Feel the Best With the Essential Options Now in Factoring Invoices

The majority of commercial enterprises grant payment terms to their customers. However, when the deadlines begin to lengthen, the company may find itself in cash trouble. However, it is possible to reduce or even bypass this deadline by selling its receivables to a factoring company. But what is factoring and how does it work? What are the different types of factoring and when should we use it?

What is factoring?

Factoring, also known as factoring, is an affordable financing technique for any type of company provided that it works with a clientele of companies. With the net 30 invoicing this is important.

When a company uses this technique, it sells its receivables to a specialized agency: the factoring company, also known as a factor. In exchange for this transfer, the company recovers immediately in return for the cash from receivables sold.

In practice, factoring makes it possible to recover funds immediately and without waiting for the payment deadline.

When to use factoring and how does it work?

The issuance of an invoice is synonymous with appearance of claim: it is immediately possible to appeal to a factoring company.
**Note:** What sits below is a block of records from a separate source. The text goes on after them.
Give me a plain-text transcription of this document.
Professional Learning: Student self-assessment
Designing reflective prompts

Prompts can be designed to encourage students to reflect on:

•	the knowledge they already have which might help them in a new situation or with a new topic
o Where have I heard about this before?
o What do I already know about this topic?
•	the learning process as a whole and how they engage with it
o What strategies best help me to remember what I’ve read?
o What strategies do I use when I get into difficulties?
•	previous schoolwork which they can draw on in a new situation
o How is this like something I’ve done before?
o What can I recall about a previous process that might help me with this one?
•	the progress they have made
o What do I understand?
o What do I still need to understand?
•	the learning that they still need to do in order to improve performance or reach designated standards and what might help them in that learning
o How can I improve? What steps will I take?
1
The factoring process is divided into three stages:

  1. Creation and sale of debt

The company charges a service or a product to the customer. The claim related to this invoice is then transferred to the factor, according to the terms stipulated in the factoring contract. The factor sends the company a notice of purchase of debt.

  1. Payment of funds

Once the commissions and the holdback are collected, the factoring company settles the claim to the company (up to a certain limit: 80% on average).

  1. Finalization

The debt repurchased by the factor is paid, the latter then refunds to the company the holdbacks.

Which factoring to choose?

Depending on the cash flow requirements or the commercial policy of the company, the type of factoring varies.

 

Confidential factoring: the company uses a factoring company without its client being informed

Factoring notified but not managed: the company transfers its debt to the factoring company but nevertheless retains control over the collection. This solution, which is cheaper by around 20%, is preferred by companies that do not have any problem with recovery.

Subrogation (or factoring notified): unlike confidential factoring, the customer is here informed that he must pay the invoice to a factoring company.

Features and pricing

During a factoring request, the company and the factoring company sign a factoring contract. The latter sets the framework in which the company can sell its receivables. The contract generally specifies the “rate” of the factoring company, the retention of guarantee and its performance.